This study optimizes the C++ code and running pipeline of the MITE Uncovering SysTem (MUST) by assuming no prior knowledge of MITEs required from the users, and the current version, MUSTv2, shows significantly increased detection accuracy for recently active MITEs, compared with similar programs. The running speed is also significantly increased compared with MUSTv1. We prepared a benchmark dataset, the simulated genome with 150 MITE copies for researchers who may be of interest.

Conclusions

MUSTv2 represents an accurate detection program of recently active MITE copies, which is complementary to the existing template-based MITE mapping programs. We believe that the release of MUSTv2 will greatly facilitate the genome annotation and structural analysis of the bioOMIC big data researchers.

1 Background

Transposable elements are genetic components that trans-locate themselves within or across genomes, and are classified as autonomous or non-autonomous elements based on whether they encode the enzymes for translocations [1], [2]. Miniature inverted repeat transposable elements (MITEs) have been found in both eukaryota and prokaryota [1], [3]. MITEs and other transposons played essential roles in the evolution procedure of plant genomes [4], [5], [6]. Although MITEs are short in lengths (100–600 bps), they are well-known for their active translocations and high copy numbers [3], [7]. This feature makes them ideal for developing insertion mutagenesis techniques.

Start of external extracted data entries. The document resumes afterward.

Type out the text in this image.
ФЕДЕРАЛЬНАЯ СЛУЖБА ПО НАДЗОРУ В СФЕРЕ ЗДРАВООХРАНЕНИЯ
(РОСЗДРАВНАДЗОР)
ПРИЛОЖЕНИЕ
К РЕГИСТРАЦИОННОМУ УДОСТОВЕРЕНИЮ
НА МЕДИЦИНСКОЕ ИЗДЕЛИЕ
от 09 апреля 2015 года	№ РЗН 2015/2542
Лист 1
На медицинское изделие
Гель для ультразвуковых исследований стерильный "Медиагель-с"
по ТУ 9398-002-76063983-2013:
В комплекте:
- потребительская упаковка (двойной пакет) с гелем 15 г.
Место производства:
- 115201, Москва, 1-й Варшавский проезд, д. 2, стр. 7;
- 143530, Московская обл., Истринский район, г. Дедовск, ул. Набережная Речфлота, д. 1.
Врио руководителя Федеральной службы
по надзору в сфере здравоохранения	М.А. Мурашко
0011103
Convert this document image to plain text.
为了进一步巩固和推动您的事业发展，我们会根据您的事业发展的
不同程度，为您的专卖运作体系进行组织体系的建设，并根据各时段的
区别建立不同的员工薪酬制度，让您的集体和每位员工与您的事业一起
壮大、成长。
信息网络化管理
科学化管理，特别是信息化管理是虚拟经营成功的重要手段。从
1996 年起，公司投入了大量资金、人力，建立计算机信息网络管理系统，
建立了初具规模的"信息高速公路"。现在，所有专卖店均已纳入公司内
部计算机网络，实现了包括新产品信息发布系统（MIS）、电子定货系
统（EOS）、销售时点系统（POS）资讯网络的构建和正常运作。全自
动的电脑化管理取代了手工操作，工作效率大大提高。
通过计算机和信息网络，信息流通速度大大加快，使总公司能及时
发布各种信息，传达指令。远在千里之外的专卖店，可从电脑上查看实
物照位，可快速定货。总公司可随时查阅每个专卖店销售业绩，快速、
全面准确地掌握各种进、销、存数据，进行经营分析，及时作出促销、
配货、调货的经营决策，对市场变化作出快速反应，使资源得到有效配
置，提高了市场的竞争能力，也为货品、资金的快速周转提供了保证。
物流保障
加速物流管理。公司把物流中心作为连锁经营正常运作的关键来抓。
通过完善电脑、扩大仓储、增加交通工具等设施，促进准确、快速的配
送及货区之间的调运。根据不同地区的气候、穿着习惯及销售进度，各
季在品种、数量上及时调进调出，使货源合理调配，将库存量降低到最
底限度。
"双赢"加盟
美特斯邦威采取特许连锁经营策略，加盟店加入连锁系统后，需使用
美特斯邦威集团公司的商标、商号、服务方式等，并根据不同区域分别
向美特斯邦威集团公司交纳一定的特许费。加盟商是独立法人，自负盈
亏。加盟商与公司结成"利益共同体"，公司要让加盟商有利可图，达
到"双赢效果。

MITEs have a number of sequence level features. They are usually 100–600 bps in length, have a pair of highly precise reversely complementary terminal inverted repeats (TIRs), are flanked by a pair of almost identical direct repeat (DRs), and tend to be AT-rich [3], [8]. Unfortunately, the majority of large-scale transposable element (TE) annotation studies focus on the sequence similarity of TE copies to the template, and provide no knowledge about MITE’s sequence features, i.e. TIRs and DRs [9]. A recently active MITE copy has a pair of TIRs and DRs, and is almost identical to its parent copy. The host genome evolution facilitated by the natural insertion mutagenesis only occurs when MITEs proliferate. So it is important to detect the recently active MITE copies and to investigate how they proliferate within and between genomes. Some species-specific MITE databases were curated from the literature [10], [11], [12].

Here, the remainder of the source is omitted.